The Village

Clerk: What about this one?
40-something woman looking at skin-tight, black leather mini dress: Hmmm… I like it, but do you have anything with a little less leather for church?

–Orchard St

Overheard by: what kind of church does she go to?

Dude looking at sign for Godiva store: If you look at that sign, you could read it as ‘Go diva.’
Chick: Yeah, if you look at it through gay goggles.

–The Village

Jessie: Tammy, do you think I’m fat? [Silence.] Tammy!
Tammy: What?
Jessie: Do you think I got fat?
Tammy: … Honestly, Jessie, every guy I have hooked up with says he doesn’t like skinny girls.

–Bathroom, Town Tavern, W 3rd & 6th

Overheard by: Flanked In Stalls, St Patty’s genius

Comedy club promoter: Hey, ladies! Next show starting in a few minutes — drink specials…
Girl: We’re not in the mood to laugh.
Comedy club promoter: We’re not that funny!

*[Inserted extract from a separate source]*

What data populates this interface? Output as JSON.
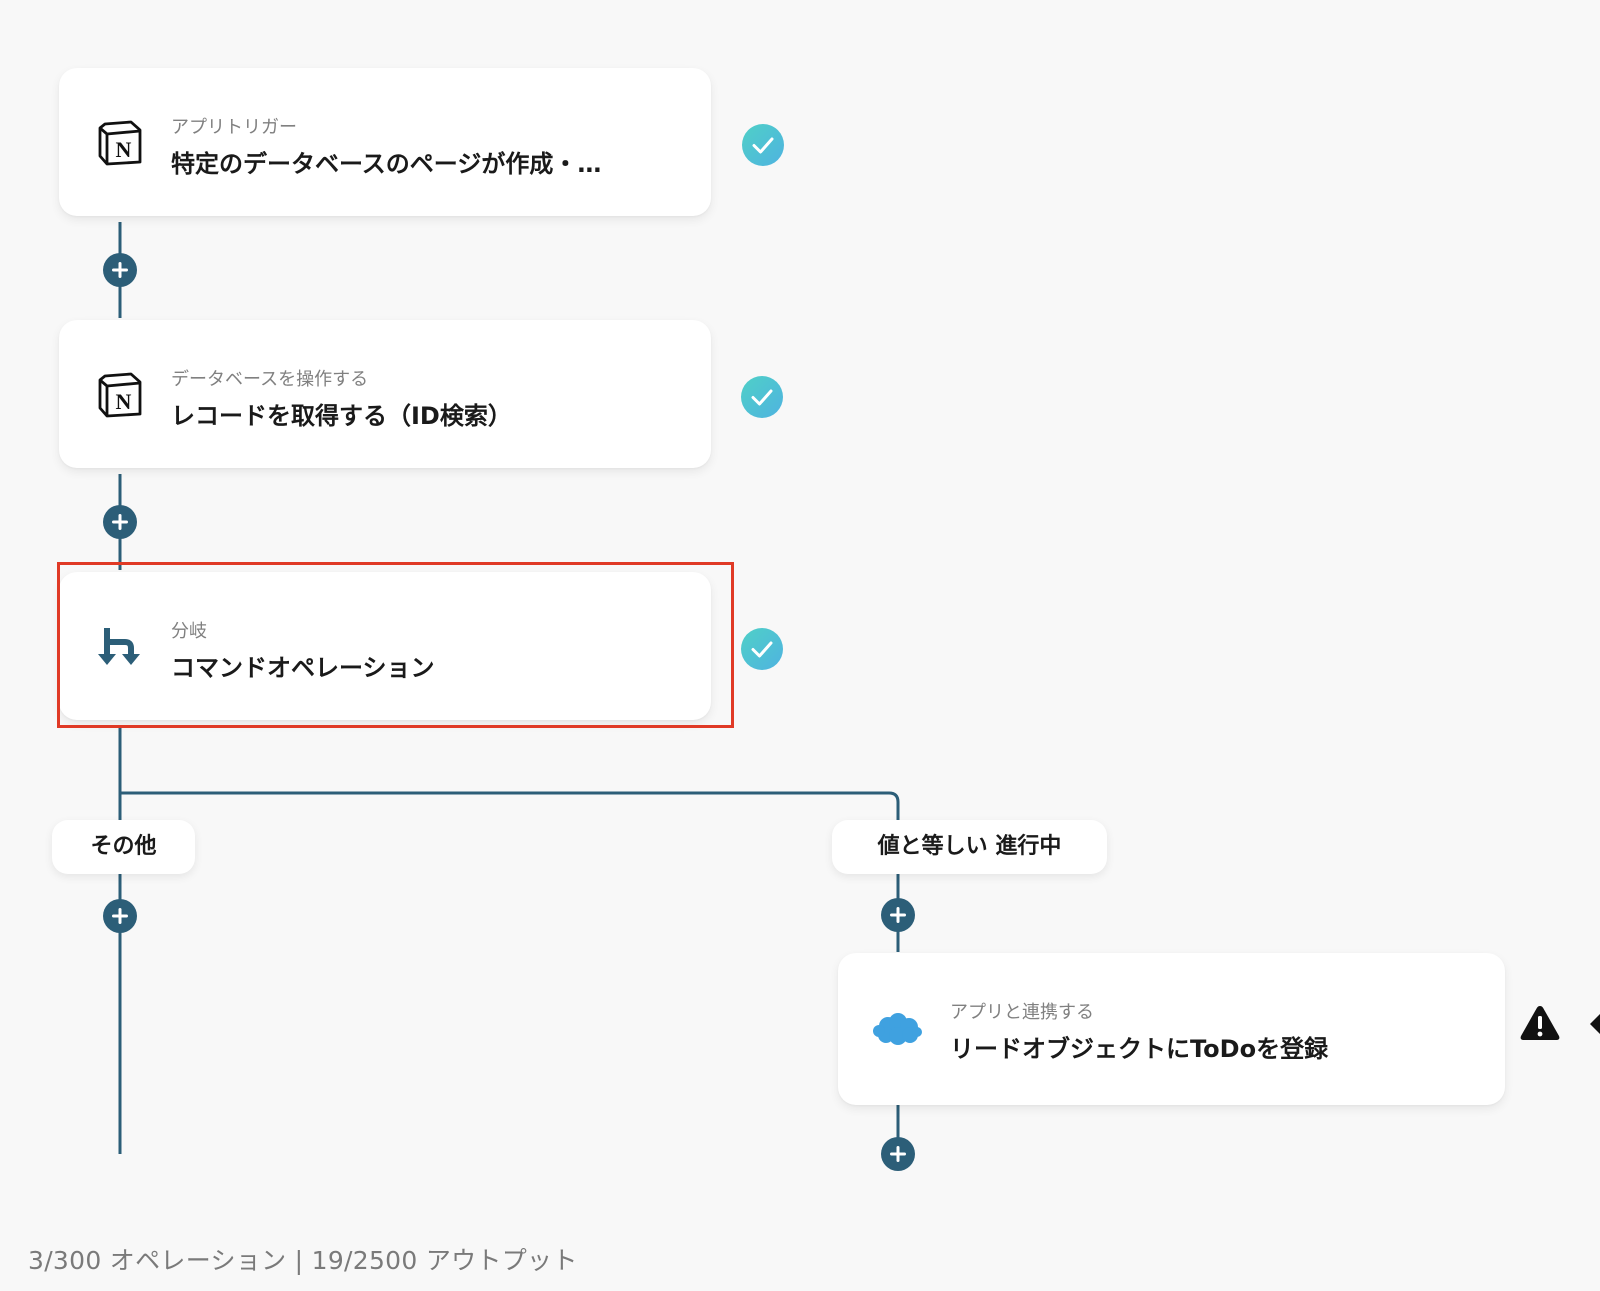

–W 3rd St, between 6th Ave & MacDougall

Chick #1: Yeah, she threw up in her bed.
Chick #2: And then she walked around throwing up all over the room.
Guy: Well, maybe it’s a blessing in disguise because it finally got her to wash her sheets.

–Houston & Broadway

Girl: Ellen DeGeneres is pretty funny.
Boy: And by funny you mean what?
Girl: … A lesbian.

–10th & 5th

Little girl: Look, Mommy! Those two girls are wearing angel wings.
Hipster chick #1: Actually, they’re fairy wings.
Little girl: Why are you wearing fairy wings?
Hipster chick #2: We just felt like wearing them for fun.
Crazy guy: Hey, ladies! Nice wings. You could definitely be my angels.
Hipster chick #1: Goddammit. They’re fucking fairy wings!

–St. Mark’s Pl

Overheard by: Alex Remnick

Mom: What time is the flight tomorrow?
Dad: Seven a.m. We have to get up at 4:30.
Little girl: Mommy, we’re going on an airplane?
Mom: Yes, honey, we’re going to Florida tomorrow.
Little girl: Why are we going to Florida, Mommy?
Mom: We’re going to Grandpa’s unveiling.
Little girl, terrified: Mommy, I don’t want to see Grandpa. He’s dead and scary.
Dad: [Laughing.]Mom: Robert, shut up!

–Christopher & 7th Ave

Overheard by: Surfer Dude #1

Female student #1: I feel bad for Czar Nicholas, because not only did he get overthrown and exiled, but Rasputin came in while he was gone and messed up his whole country.
Female student #2: What, you mean like in Anastasia?
Female student #1: No, I mean in, like, real life. The movie was based off real life.
Female student #2: Wait, you mean Rasputin was real?

–Bleecker & 6th Ave

Overheard by: Andrew

College girl: I wish you had been there — everyone was so crazy.
College guy: Yeah, I wish I’d been there so I coulda impregnated you.